Anne Cova : Cet ouvrage imaginé est une excellente idée. L’approche serait transnationale et engloberait des pays qui jusqu’à présent ont moins retenu l’attention de l’historiographie dont le Portugal. Quant à l’échelle, elle pourrait varier. Ainsi, plusieurs possibilités seraient à discuter : se concentrer sur l’Europe du Sud comme nous l’avions fait dans l’ouvrage dirigé avec Gisela Bock, Écrire l’histoire des femmes en Europe du Sud, XIXe -XXe siècles ; élargir aux pays de l’Europe centrale, de l’Est et du Sud-Est tel le dictionnaire coordonné par Francisca de Haan, Krassimira Daskalova et Anna Loutfi : A Biographical Dictionary of Women’s Movements and Feminisms. Central, Eastern, and South Eastern Europe, 19th and 20th Centuries ; ambitionner l’échelle mondiale en s’inspirant des remarquables volumes coordonnés par Bonnie G. Smith, Women’s History in Global Perspective. Le débat est ouvert et cela m’amène à mentionner brièvement ma recherche en cours.

En effet, je travaille depuis plusieurs années sur des associations de femmes intitulées « Conseils Nationaux de Femmes » fondés pendant la première moitié du XXe siècle. J’ai débuté par étudier ces conseils en France, en Italie et au Portugal. Puis les liens existants entre le Portugal et le Brésil m’ont conduite à inclure ce pays.
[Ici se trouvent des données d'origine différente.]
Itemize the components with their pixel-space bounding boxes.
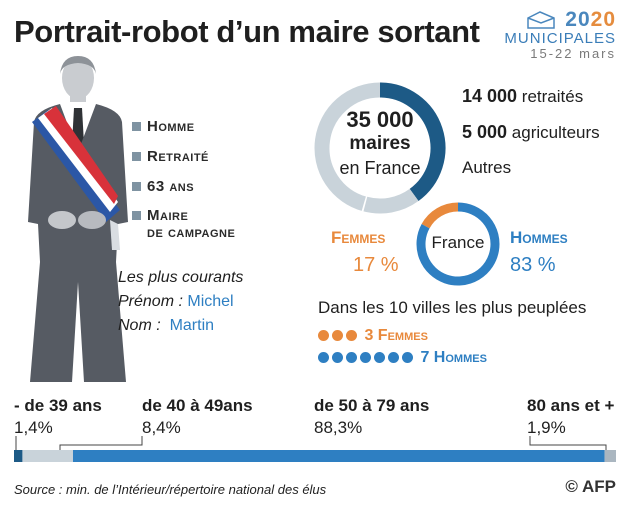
age-group-label-2: de 40 à 49ans [142, 396, 253, 415]
stat-others: Autres [462, 158, 512, 177]
donut-slice-retrait-s [379, 82, 446, 201]
city-dot [318, 330, 329, 341]
age-group-label-4: 80 ans et + [527, 396, 615, 415]
age-distribution-bar [14, 436, 616, 462]
first-name-value: Michel [187, 293, 234, 310]
women-label: Femmes [331, 228, 386, 247]
mayor-figure-illustration [28, 56, 128, 382]
donut-slice-femmes [421, 202, 459, 229]
municipales-logo-year: 2020 [565, 8, 616, 31]
most-common-title: Les plus courants [118, 269, 244, 286]
largest-cities-title: Dans les 10 villes les plus peuplées [318, 298, 587, 317]
page-title: Portrait-robot d’un maire sortant [14, 14, 480, 49]
age-group-percent-1: 1,4% [14, 418, 53, 437]
first-name-label: Prénom : [118, 293, 183, 310]
age-group-percent-4: 1,9% [527, 418, 566, 437]
largest-cities-women: 3 Femmes [318, 327, 428, 345]
donut-slice-hommes [416, 202, 500, 286]
mayors-donut-chart [314, 82, 446, 214]
municipales-logo-name: MUNICIPALES [504, 30, 616, 47]
last-name-value: Martin [169, 317, 215, 334]
largest-cities-men: 7 Hommes [318, 349, 487, 367]
afp-credit: © AFP [565, 477, 616, 496]
profile-item-status: Retraité [132, 148, 209, 165]
city-dot [374, 352, 385, 363]
profile-item-age: 63 ans [132, 178, 194, 195]
last-name-label: Nom : [118, 317, 161, 334]
stat-farmers: 5 000 agriculteurs [462, 122, 600, 142]
stat-retired: 14 000 retraités [462, 86, 584, 106]
age-bar-segment [14, 450, 23, 462]
profile-item-area: Maire [132, 207, 188, 224]
donut-slice-agriculteurs [362, 188, 419, 214]
age-bar-segment [22, 450, 73, 462]
city-dot [360, 352, 371, 363]
men-label: Hommes [510, 228, 568, 247]
profile-item-area-line2: de campagne [147, 224, 236, 241]
age-group-label-3: de 50 à 79 ans [314, 396, 430, 415]
age-group-label-1: - de 39 ans [14, 396, 102, 415]
ballot-envelope-icon [527, 11, 555, 29]
donut-slice-autres [314, 82, 381, 212]
city-dot [346, 330, 357, 341]
men-percent: 83 % [510, 254, 556, 276]
city-dot [332, 330, 343, 341]
women-percent: 17 % [353, 254, 399, 276]
age-group-percent-2: 8,4% [142, 418, 181, 437]
city-dot [332, 352, 343, 363]
profile-item-sex: Homme [132, 118, 195, 135]
mayors-donut-center: 35 000 maires en France [339, 107, 421, 179]
age-leader-line [59, 436, 143, 450]
age-group-percent-3: 88,3% [314, 418, 363, 437]
city-dot [346, 352, 357, 363]
gender-donut-center: France [431, 233, 485, 252]
most-common-names: Les plus courants Prénom : Michel Nom : … [118, 266, 243, 338]
source-note: Source : min. de l’Intérieur/répertoire … [14, 482, 327, 497]
municipales-logo-dates: 15-22 mars [530, 46, 616, 61]
gender-donut-chart [416, 202, 500, 286]
city-dot [388, 352, 399, 363]
city-dot [402, 352, 413, 363]
age-bar-segment [72, 450, 605, 462]
city-dot [318, 352, 329, 363]
age-bar-segment [604, 450, 616, 462]
age-leader-line [529, 436, 607, 450]
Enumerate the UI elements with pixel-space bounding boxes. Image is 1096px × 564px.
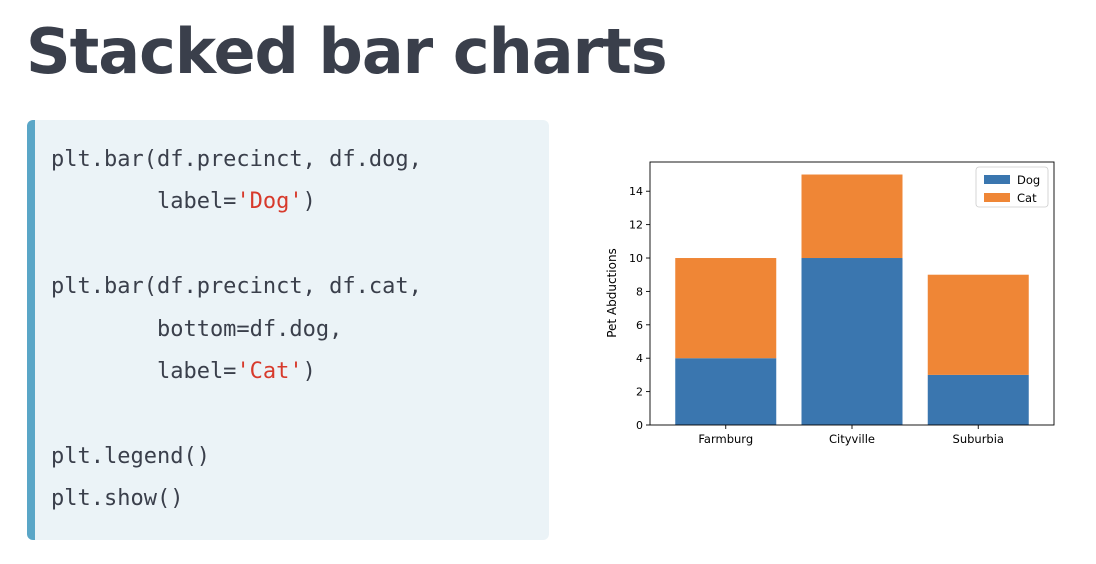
bar-cat-farmburg bbox=[675, 258, 777, 359]
code-text: ) bbox=[302, 189, 316, 215]
slide-title: Stacked bar charts bbox=[26, 15, 668, 88]
code-line: plt.bar(df.precinct, df.dog, bbox=[51, 145, 422, 175]
y-tick-label: 8 bbox=[636, 285, 643, 298]
code-text: bottom=df.dog, bbox=[51, 316, 343, 342]
x-tick-label-cityville: Cityville bbox=[829, 432, 875, 446]
code-line: plt.legend() bbox=[51, 442, 210, 472]
bar-dog-cityville bbox=[801, 258, 903, 425]
bar-cat-cityville bbox=[801, 174, 903, 259]
code-text: plt.legend() bbox=[51, 443, 210, 469]
x-tick-label-farmburg: Farmburg bbox=[698, 432, 753, 446]
legend-label-cat: Cat bbox=[1017, 191, 1037, 205]
code-string: 'Dog' bbox=[236, 189, 303, 215]
legend-swatch-cat bbox=[984, 193, 1010, 202]
bar-cat-suburbia bbox=[927, 274, 1029, 375]
legend-swatch-dog bbox=[984, 175, 1010, 184]
legend-label-dog: Dog bbox=[1017, 173, 1040, 187]
y-tick-label: 2 bbox=[636, 386, 643, 399]
stacked-bar-chart: Pet Abductions 0 2 4 6 8 10 12 14 Farmburg Cityvi… bbox=[605, 161, 1055, 446]
code-text: plt.show() bbox=[51, 486, 184, 512]
y-tick-label: 14 bbox=[629, 185, 643, 198]
code-text: plt.bar(df.precinct, df.dog, bbox=[51, 147, 422, 172]
code-line: bottom=df.dog, bbox=[51, 315, 342, 345]
y-tick-label: 10 bbox=[629, 252, 643, 265]
code-text: plt.bar(df.precinct, df.cat, bbox=[51, 274, 422, 300]
code-line: plt.bar(df.precinct, df.cat, bbox=[51, 272, 422, 302]
bar-dog-suburbia bbox=[927, 374, 1029, 425]
y-tick-label: 0 bbox=[636, 419, 643, 432]
code-string: 'Cat' bbox=[236, 359, 303, 384]
code-line: plt.show() bbox=[51, 484, 183, 514]
y-axis-title: Pet Abductions bbox=[605, 248, 619, 338]
code-line: label='Cat') bbox=[51, 357, 316, 387]
code-line: label='Dog') bbox=[51, 187, 316, 217]
code-text: ) bbox=[302, 359, 316, 384]
y-tick-label: 12 bbox=[629, 219, 643, 232]
bar-dog-farmburg bbox=[675, 358, 777, 425]
y-tick-label: 6 bbox=[636, 319, 643, 332]
code-text: label= bbox=[51, 189, 237, 215]
code-block: plt.bar(df.precinct, df.dog, label='Dog'… bbox=[27, 120, 549, 540]
x-tick-label-suburbia: Suburbia bbox=[953, 432, 1004, 446]
y-tick-label: 4 bbox=[636, 352, 643, 365]
code-text: label= bbox=[51, 359, 237, 384]
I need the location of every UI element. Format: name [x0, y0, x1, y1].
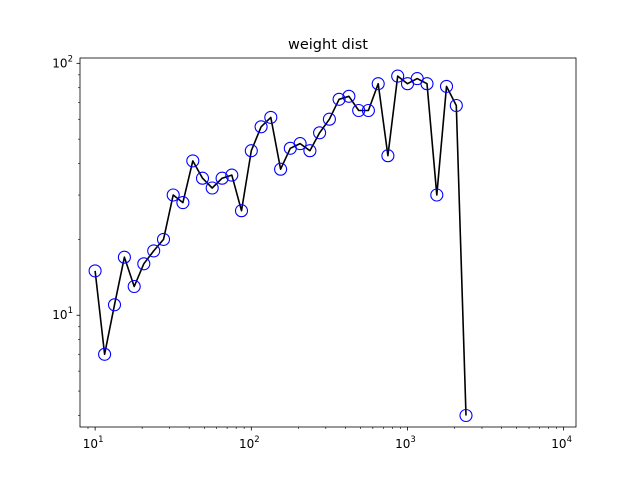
data-point [449, 98, 463, 113]
data-point [381, 149, 395, 163]
data-point [186, 154, 200, 168]
data-point [137, 257, 151, 271]
data-point [225, 168, 239, 182]
chart-title: weight dist [288, 37, 368, 53]
plot-area: 101 102 103 104 101 102 [52, 54, 572, 451]
axes-frame [79, 57, 577, 428]
data-point [361, 103, 375, 118]
data-point [313, 126, 327, 140]
data-point [459, 408, 473, 423]
data-point [156, 232, 171, 246]
data-point [176, 196, 190, 210]
x-tick-label: 101 [83, 435, 104, 451]
data-point [391, 69, 405, 83]
data-point [274, 162, 288, 176]
data-point [205, 181, 219, 195]
data-point [430, 188, 444, 202]
data-point [88, 264, 102, 278]
data-point [147, 244, 161, 258]
x-tick-label: 103 [395, 435, 416, 451]
data-point [215, 171, 229, 185]
data-point [166, 188, 180, 202]
data-point [439, 79, 454, 93]
data-point [303, 144, 317, 158]
x-tick-label: 104 [551, 435, 572, 451]
data-point [127, 279, 141, 294]
data-point [107, 298, 122, 312]
data-point [293, 137, 307, 151]
y-tick-label: 102 [52, 54, 73, 70]
data-point [244, 144, 258, 158]
data-point [420, 77, 434, 91]
series-line [94, 75, 467, 416]
data-point [264, 110, 278, 124]
data-point [371, 77, 385, 91]
data-point [342, 89, 356, 103]
data-point [322, 112, 336, 126]
data-point [332, 92, 346, 106]
data-point [254, 120, 268, 134]
data-point [117, 250, 131, 264]
y-tick-label: 101 [52, 306, 73, 322]
data-point [234, 204, 249, 218]
data-point [195, 171, 210, 185]
x-tick-label: 102 [239, 435, 260, 451]
data-point [98, 347, 112, 361]
data-point [352, 103, 366, 118]
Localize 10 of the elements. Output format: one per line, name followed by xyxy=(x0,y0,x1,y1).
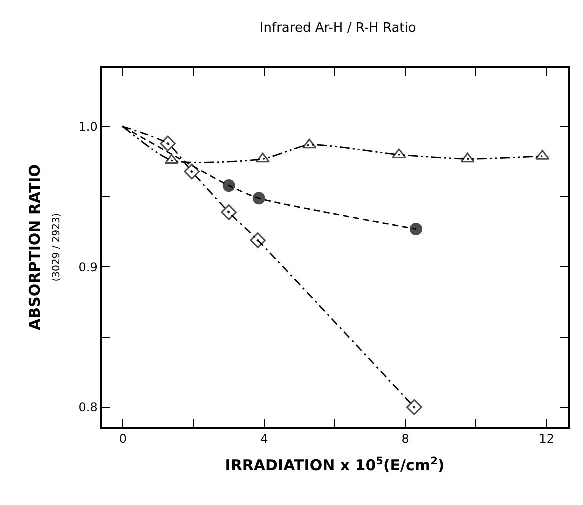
y-tick-label: 0.8 xyxy=(78,400,98,415)
y-tick-label: 0.9 xyxy=(78,260,98,274)
x-axis-title: IRRADIATION x 10$^{5}$(E/cm$^{2}$) xyxy=(225,455,445,475)
chart-title: Infrared Ar-H / R-H Ratio xyxy=(260,20,416,36)
x-tick-label: 12 xyxy=(539,432,554,446)
x-tick-label: 8 xyxy=(402,432,410,446)
y-axis-title: ABSORPTION RATIO (3029 / 2923) xyxy=(26,164,63,331)
y-tick-label: 1.0 xyxy=(78,120,98,134)
x-tick-label: 4 xyxy=(260,432,268,446)
x-tick-label: 0 xyxy=(119,432,127,446)
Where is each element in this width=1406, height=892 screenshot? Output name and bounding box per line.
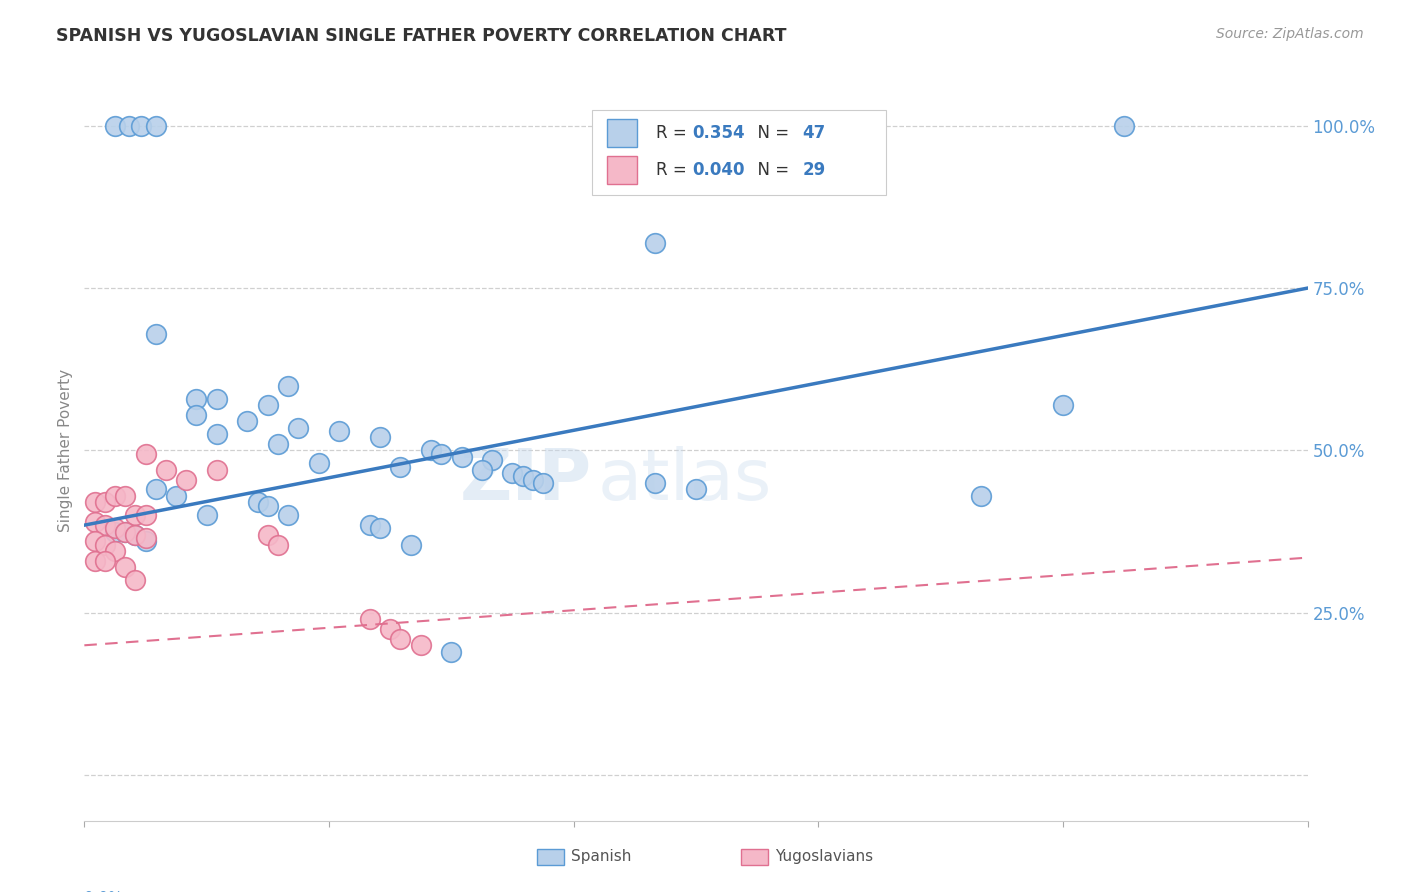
FancyBboxPatch shape — [592, 110, 886, 195]
Point — [83, 495, 105, 509]
Point — [359, 612, 381, 626]
Point — [389, 459, 412, 474]
Point — [145, 483, 167, 497]
Text: 29: 29 — [803, 161, 825, 179]
Point — [186, 408, 208, 422]
Text: R =: R = — [655, 161, 692, 179]
Text: N =: N = — [748, 124, 794, 142]
Point — [165, 489, 187, 503]
Point — [450, 450, 472, 464]
Bar — [741, 849, 768, 865]
Point — [135, 508, 157, 523]
Point — [124, 528, 146, 542]
Point — [135, 447, 157, 461]
Point — [246, 495, 269, 509]
Point — [267, 538, 290, 552]
Point — [93, 495, 115, 509]
Point — [287, 421, 309, 435]
Point — [145, 326, 167, 341]
Text: atlas: atlas — [598, 446, 772, 515]
Point — [114, 524, 136, 539]
Point — [104, 521, 127, 535]
Point — [195, 508, 218, 523]
Point — [308, 457, 330, 471]
Point — [114, 524, 136, 539]
Text: Spanish: Spanish — [571, 848, 631, 863]
Point — [124, 508, 146, 523]
Text: Source: ZipAtlas.com: Source: ZipAtlas.com — [1216, 27, 1364, 41]
Point — [104, 489, 127, 503]
Point — [277, 378, 299, 392]
Point — [471, 463, 494, 477]
Point — [83, 515, 105, 529]
Text: 47: 47 — [803, 124, 825, 142]
Point — [420, 443, 443, 458]
Point — [368, 430, 391, 444]
Point — [135, 534, 157, 549]
Point — [186, 392, 208, 406]
Text: N =: N = — [748, 161, 794, 179]
Y-axis label: Single Father Poverty: Single Father Poverty — [58, 369, 73, 532]
Point — [430, 447, 453, 461]
Point — [481, 453, 503, 467]
Text: R =: R = — [655, 124, 692, 142]
Point — [205, 392, 228, 406]
Point — [380, 622, 402, 636]
Point — [257, 398, 280, 412]
Point — [399, 538, 422, 552]
Point — [267, 437, 290, 451]
Point — [359, 518, 381, 533]
Text: 0.040: 0.040 — [692, 161, 745, 179]
Point — [389, 632, 412, 646]
Point — [155, 463, 177, 477]
Point — [257, 499, 280, 513]
Point — [114, 489, 136, 503]
Point — [685, 483, 707, 497]
Point — [644, 475, 666, 490]
Point — [1052, 398, 1074, 412]
Point — [93, 538, 115, 552]
Point — [409, 638, 432, 652]
Point — [145, 119, 167, 133]
Point — [174, 473, 197, 487]
Point — [257, 528, 280, 542]
Point — [368, 521, 391, 535]
Point — [131, 119, 153, 133]
Point — [512, 469, 534, 483]
Point — [522, 473, 544, 487]
Point — [93, 554, 115, 568]
Bar — [537, 849, 564, 865]
Point — [124, 528, 146, 542]
Point — [104, 524, 127, 539]
Point — [83, 554, 105, 568]
Point — [970, 489, 993, 503]
Point — [644, 235, 666, 250]
Point — [104, 119, 127, 133]
Point — [135, 531, 157, 545]
Point — [83, 534, 105, 549]
Bar — [606, 156, 637, 184]
Point — [1114, 119, 1136, 133]
Text: SPANISH VS YUGOSLAVIAN SINGLE FATHER POVERTY CORRELATION CHART: SPANISH VS YUGOSLAVIAN SINGLE FATHER POV… — [56, 27, 787, 45]
Text: 0.354: 0.354 — [692, 124, 745, 142]
Text: ZIP: ZIP — [460, 446, 592, 515]
Point — [205, 427, 228, 442]
Text: 0.0%: 0.0% — [84, 891, 124, 892]
Text: Yugoslavians: Yugoslavians — [776, 848, 873, 863]
Bar — [606, 119, 637, 147]
Point — [277, 508, 299, 523]
Point — [440, 645, 463, 659]
Point — [124, 574, 146, 588]
Point — [502, 466, 524, 480]
Point — [236, 414, 259, 428]
Point — [205, 463, 228, 477]
Point — [328, 424, 350, 438]
Point — [118, 119, 141, 133]
Point — [93, 518, 115, 533]
Point — [104, 544, 127, 558]
Point — [531, 475, 554, 490]
Point — [114, 560, 136, 574]
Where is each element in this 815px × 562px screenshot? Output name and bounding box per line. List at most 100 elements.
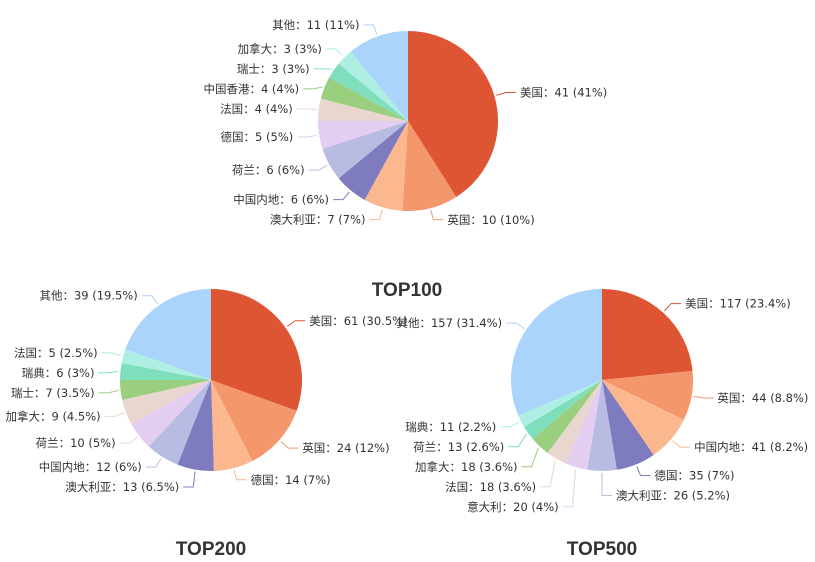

La question d’une géographie élargie m’a donc interpellée et je fais mienne les paroles de Bonnie S. Anderson dans l’Histoire comparée des femmes : « Plus je creusais le sujet, plus je trouvais des connexions internationales ». Effectivement, les multiples circulations et transferts entre les conseils m’ont amenée à étendre ma recherche à d’autres pays dont la Grèce et à des pays du cône sud (Argentine, Chili et Uruguay). Sans entrer plus dans le détail, je me concentre sur l’Europe du Sud et l’Amérique Latine afin d’apporter un éclairage nouveau dans une perspective transnationale de genre en étudiant des pays qui ne sont pas toujours inclus dans les travaux comparatifs. Cette recherche est réalisable grâce aux monographies existantes. Dans le cadre étroit de ce dialogue, je ne peux pas les mentionner mais elles sont citées dans mes diverses contributions (par exemple le numéro spécial de Women’s History Review paru en 2010 consacré aux féminismes internationaux qu’Ann Taylor Allen, June Purvis et moi-même avons coordonné).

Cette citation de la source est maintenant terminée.